CANNAHEALTH The Opioid Epidemic - Page 33

Hauling a casket up the hill to The Capitol wasn’t an easy task, but we had willing hands and got it done. We stopped for a rest and some photos under the United States and Georgia Flags then on to the public entry. The Georgia State Patrol Troops at the security checkpoint were professional and courteous and after the coffin and all the participants were thoroughly checked, we proceeded inside.
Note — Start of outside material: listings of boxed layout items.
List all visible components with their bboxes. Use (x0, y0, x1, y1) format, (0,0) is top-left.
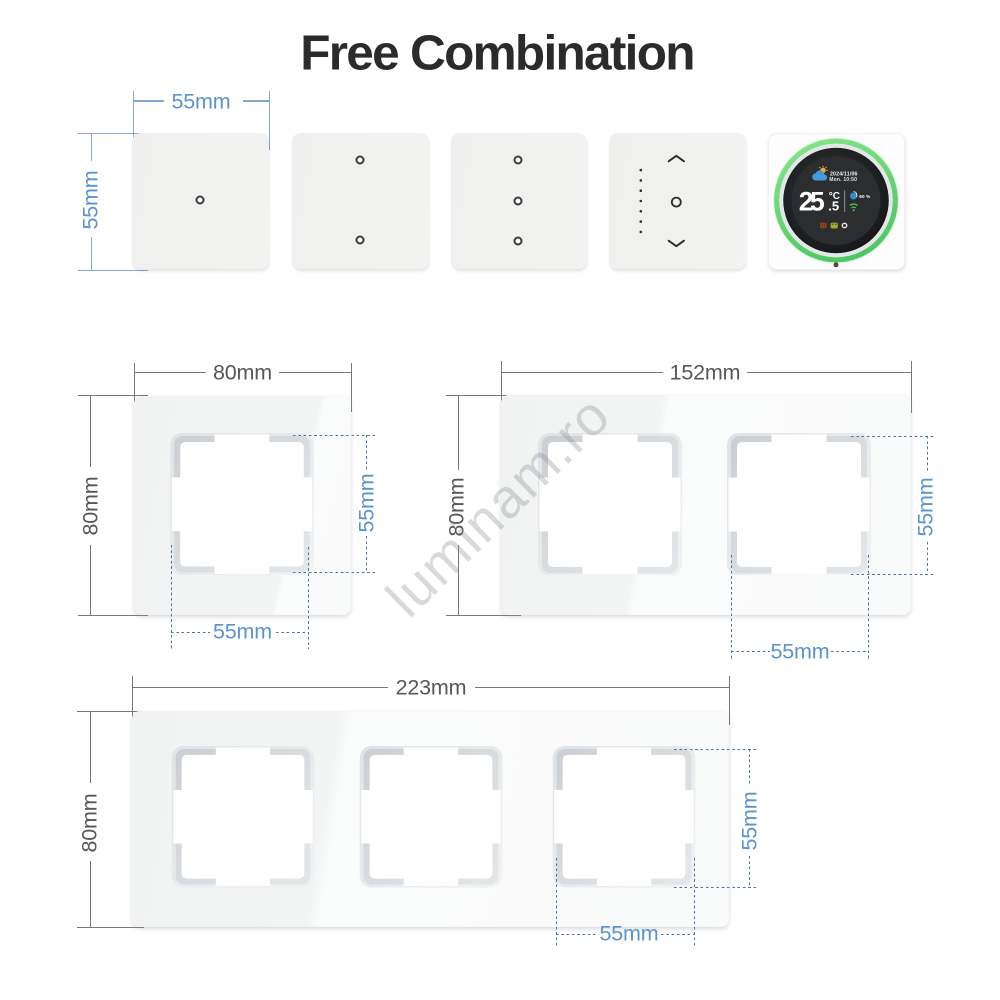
svg-text:60 %: 60 % (859, 193, 870, 198)
svg-text:Mon. 10:50: Mon. 10:50 (829, 177, 857, 183)
svg-text:.5: .5 (828, 198, 839, 213)
svg-text:25: 25 (799, 186, 825, 216)
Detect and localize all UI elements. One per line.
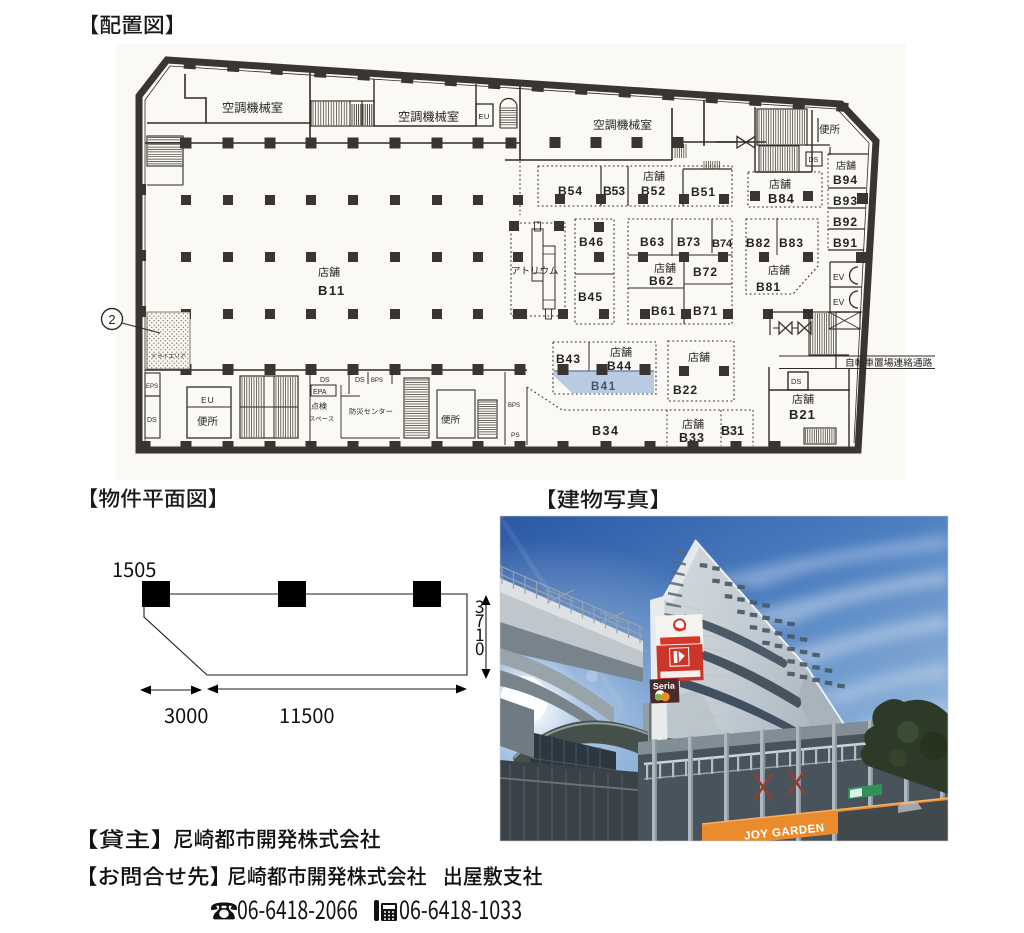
svg-text:DS: DS: [355, 377, 365, 384]
svg-text:B74: B74: [712, 238, 733, 250]
svg-text:2: 2: [108, 312, 115, 327]
svg-text:EPA: EPA: [313, 389, 327, 396]
svg-text:B22: B22: [673, 383, 698, 397]
svg-text:B51: B51: [691, 185, 716, 199]
svg-text:B73: B73: [677, 235, 701, 249]
svg-text:DS: DS: [809, 157, 819, 164]
svg-text:B62: B62: [649, 274, 674, 288]
svg-text:B81: B81: [756, 280, 781, 294]
svg-text:B92: B92: [833, 215, 858, 229]
svg-text:B31: B31: [721, 424, 744, 438]
svg-text:B94: B94: [833, 173, 858, 187]
svg-text:B43: B43: [556, 352, 581, 366]
svg-text:EPS: EPS: [146, 384, 158, 390]
svg-text:DS: DS: [320, 377, 330, 384]
svg-text:EV: EV: [833, 272, 845, 282]
svg-text:EV: EV: [833, 297, 845, 307]
svg-text:B41: B41: [591, 381, 617, 393]
svg-text:B63: B63: [640, 235, 665, 249]
svg-text:BPS: BPS: [508, 403, 520, 409]
svg-text:B34: B34: [592, 424, 619, 438]
svg-text:B45: B45: [578, 290, 603, 304]
svg-text:B71: B71: [693, 304, 718, 318]
svg-text:DS: DS: [147, 417, 157, 424]
svg-text:B53: B53: [603, 184, 625, 198]
svg-text:Seria: Seria: [653, 681, 676, 692]
svg-text:B46: B46: [579, 235, 604, 249]
svg-text:B91: B91: [833, 236, 858, 250]
svg-text:BPS: BPS: [371, 378, 383, 384]
svg-text:PS: PS: [511, 432, 520, 439]
svg-text:B93: B93: [833, 194, 858, 208]
svg-text:DS: DS: [791, 377, 801, 386]
svg-text:EU: EU: [201, 395, 215, 405]
svg-text:B82: B82: [746, 236, 771, 250]
svg-text:B83: B83: [779, 236, 804, 250]
svg-text:B21: B21: [789, 407, 816, 422]
svg-text:B84: B84: [768, 191, 795, 206]
svg-text:B72: B72: [693, 265, 718, 279]
svg-text:B11: B11: [318, 283, 346, 298]
svg-text:EU: EU: [479, 112, 490, 121]
svg-text:B61: B61: [651, 304, 676, 318]
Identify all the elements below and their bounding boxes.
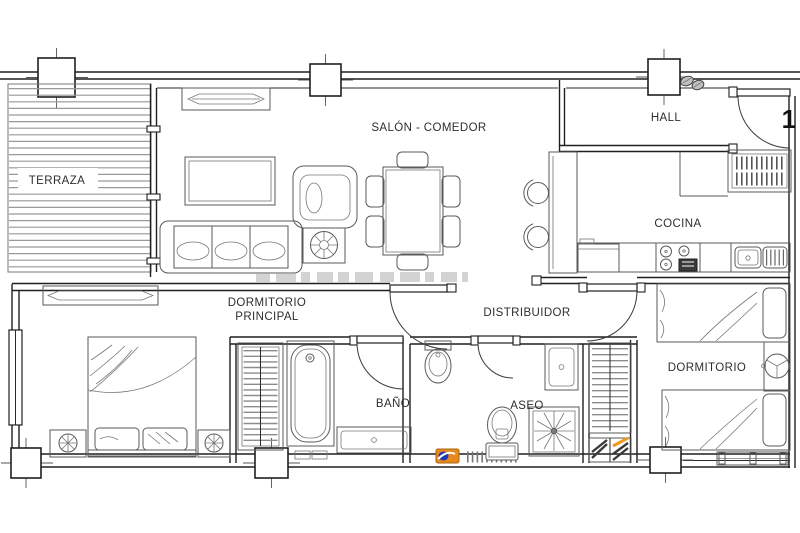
column xyxy=(38,58,75,97)
salon-furniture xyxy=(160,88,549,273)
single-bed-bottom xyxy=(662,390,790,450)
dining-chair xyxy=(366,216,384,247)
label-distribuidor: DISTRIBUIDOR xyxy=(483,307,570,319)
label-dormitorio-principal-2: PRINCIPAL xyxy=(235,311,299,323)
pillow xyxy=(143,428,187,450)
label-salon-comedor: SALÓN - COMEDOR xyxy=(371,121,486,134)
sofa xyxy=(160,221,302,273)
label-terraza: TERRAZA xyxy=(29,175,85,187)
dining-chair xyxy=(442,216,460,247)
shoe-cabinet xyxy=(589,438,631,462)
aseo-door xyxy=(478,336,513,378)
bedroom-door xyxy=(587,284,637,341)
label-hall: HALL xyxy=(651,112,682,124)
vanity-sink xyxy=(337,427,411,453)
kitchen xyxy=(549,150,791,273)
washbasin xyxy=(545,344,578,390)
nightstand xyxy=(762,342,791,391)
label-aseo: ASEO xyxy=(510,400,544,412)
wardrobe xyxy=(589,343,631,433)
column xyxy=(255,448,288,478)
column xyxy=(310,64,341,96)
counter-corner xyxy=(680,152,728,196)
bedroom2 xyxy=(657,284,790,465)
pillow xyxy=(763,288,786,338)
double-bed xyxy=(88,337,196,457)
column xyxy=(11,448,41,478)
label-dormitorio: DORMITORIO xyxy=(668,362,747,374)
column xyxy=(648,59,680,95)
stove xyxy=(656,243,700,272)
window-radiator xyxy=(182,88,270,110)
floorplan-page: TERRAZA SALÓN - COMEDOR HALL COCINA DORM… xyxy=(0,0,800,533)
bathroom-door xyxy=(357,336,403,389)
left-window xyxy=(9,330,22,425)
nightstand xyxy=(50,430,86,457)
bidet xyxy=(425,341,451,383)
coffee-table xyxy=(185,157,275,205)
aseo xyxy=(467,343,631,462)
label-bano: BAÑO xyxy=(376,397,410,410)
unit-number: 1 xyxy=(782,104,797,134)
fridge xyxy=(578,239,619,272)
columns xyxy=(1,48,705,488)
dish-rack xyxy=(728,150,791,192)
label-dormitorio-principal-1: DORMITORIO xyxy=(228,297,307,309)
dining-chair xyxy=(366,176,384,207)
armchair xyxy=(293,166,357,228)
pillow xyxy=(763,394,786,446)
dining-chair xyxy=(397,152,428,168)
nightstand xyxy=(198,430,230,457)
toilet xyxy=(486,407,518,460)
floorplan-drawing: TERRAZA SALÓN - COMEDOR HALL COCINA DORM… xyxy=(0,0,800,533)
dining-chair xyxy=(442,176,460,207)
label-cocina: COCINA xyxy=(654,218,701,230)
side-table-fan xyxy=(303,228,345,263)
bar-stools xyxy=(524,180,549,250)
room-labels: TERRAZA SALÓN - COMEDOR HALL COCINA DORM… xyxy=(29,104,797,412)
column xyxy=(650,447,681,473)
window-radiator xyxy=(43,286,158,305)
kitchen-sink xyxy=(731,243,790,272)
shower xyxy=(529,407,579,456)
dining-table xyxy=(366,152,460,270)
master-bedroom xyxy=(9,286,230,457)
single-bed-top xyxy=(657,284,790,342)
brand-logo xyxy=(436,449,459,463)
wardrobe xyxy=(238,343,283,450)
dining-chair xyxy=(397,254,428,270)
bathtub xyxy=(287,341,334,459)
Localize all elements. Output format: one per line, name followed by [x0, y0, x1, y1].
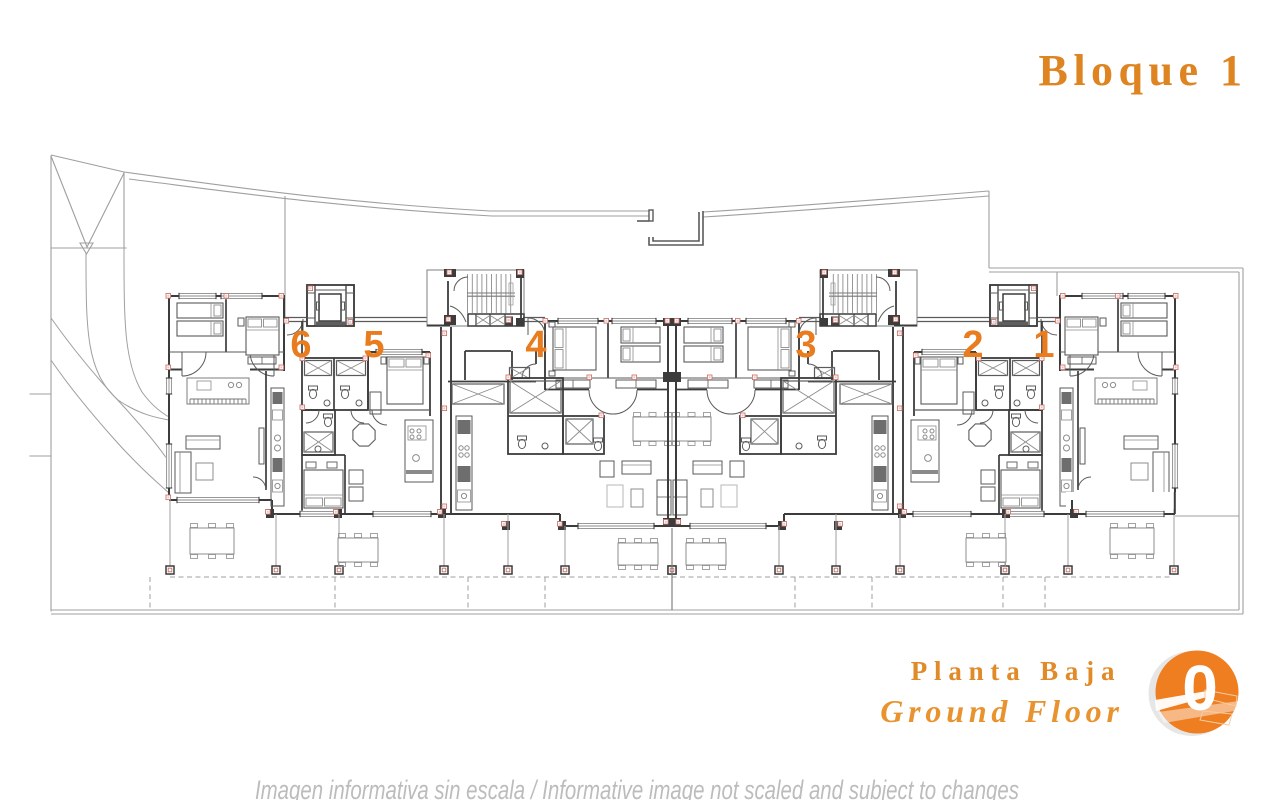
svg-text:0: 0	[1182, 652, 1218, 724]
svg-text:4: 4	[525, 324, 546, 366]
svg-text:1: 1	[1033, 324, 1054, 366]
svg-text:2: 2	[962, 324, 983, 366]
svg-text:5: 5	[363, 324, 384, 366]
svg-text:6: 6	[290, 324, 311, 366]
svg-text:Imagen informativa sin escala: Imagen informativa sin escala / Informat…	[255, 775, 1019, 800]
svg-text:3: 3	[795, 324, 816, 366]
svg-text:Bloque 1: Bloque 1	[1038, 46, 1247, 95]
svg-text:Planta Baja: Planta Baja	[911, 656, 1122, 686]
svg-text:Ground Floor: Ground Floor	[880, 693, 1123, 729]
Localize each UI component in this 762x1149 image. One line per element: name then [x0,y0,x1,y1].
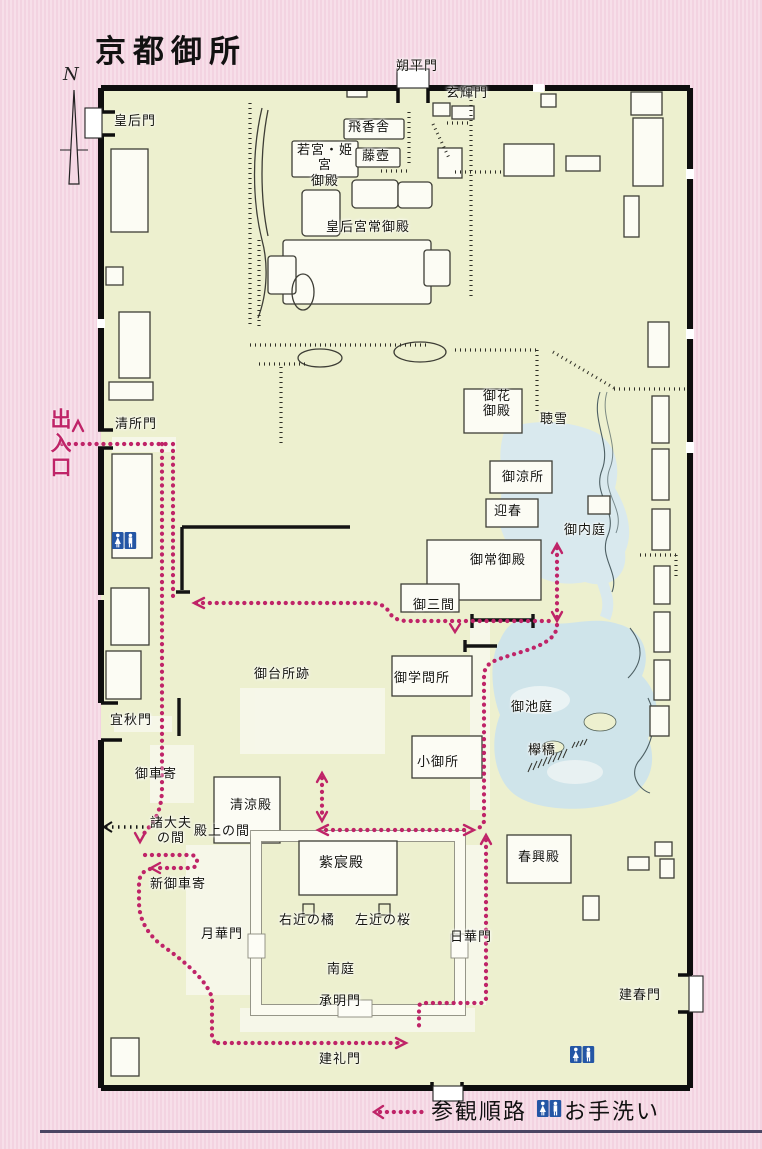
kyoto-gosho-map-page: 京都御所 N 出入口 皇后門 朔平門 玄輝門 飛香舎 藤壺 若宮・姫宮 御殿 皇… [0,0,762,1149]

Several of us spoke, telling our stories of how pharmaceuticals prescribed by the Veterans Administration adversely affected our quality of life, and how cannabis made a difference. It was quite inspirational. Here we were, in the Capitol Rotunda, in a state where you can do time for the mere possession of the smallest amount of cannabis, boldly announcing that we use cannabis to effectively treat ourselves, because the pharmaceuti- cals did more harm than good. It was a liberating moment.

Our pleas fell on deaf ears. As a matter of fact, House Bill 722, the bill we were supporting, which would have added PTSD, among other conditions, to Georgia’s cannabis oil law, never really got off the ground and no new conditions were added to Georgia’s list in the 2015-2016 legislative session. While disappointing, this was not totally unexpected. Georgia is “old school” and it seems most lawmakers are still afraid of the “Boogey Weed”.

Now here we are, a legislative session later. Have things improved for Veterans in Georgia? NO! House Bill 65, this year’s attempt to expand authorized conditions, was countered by Senate Bill 16. The first conditions that were cut were PTSD and chronic pain. After much negotiation, Senate Bill 16 passed, and although several more “authorized” conditions were added, PTSD was not among them.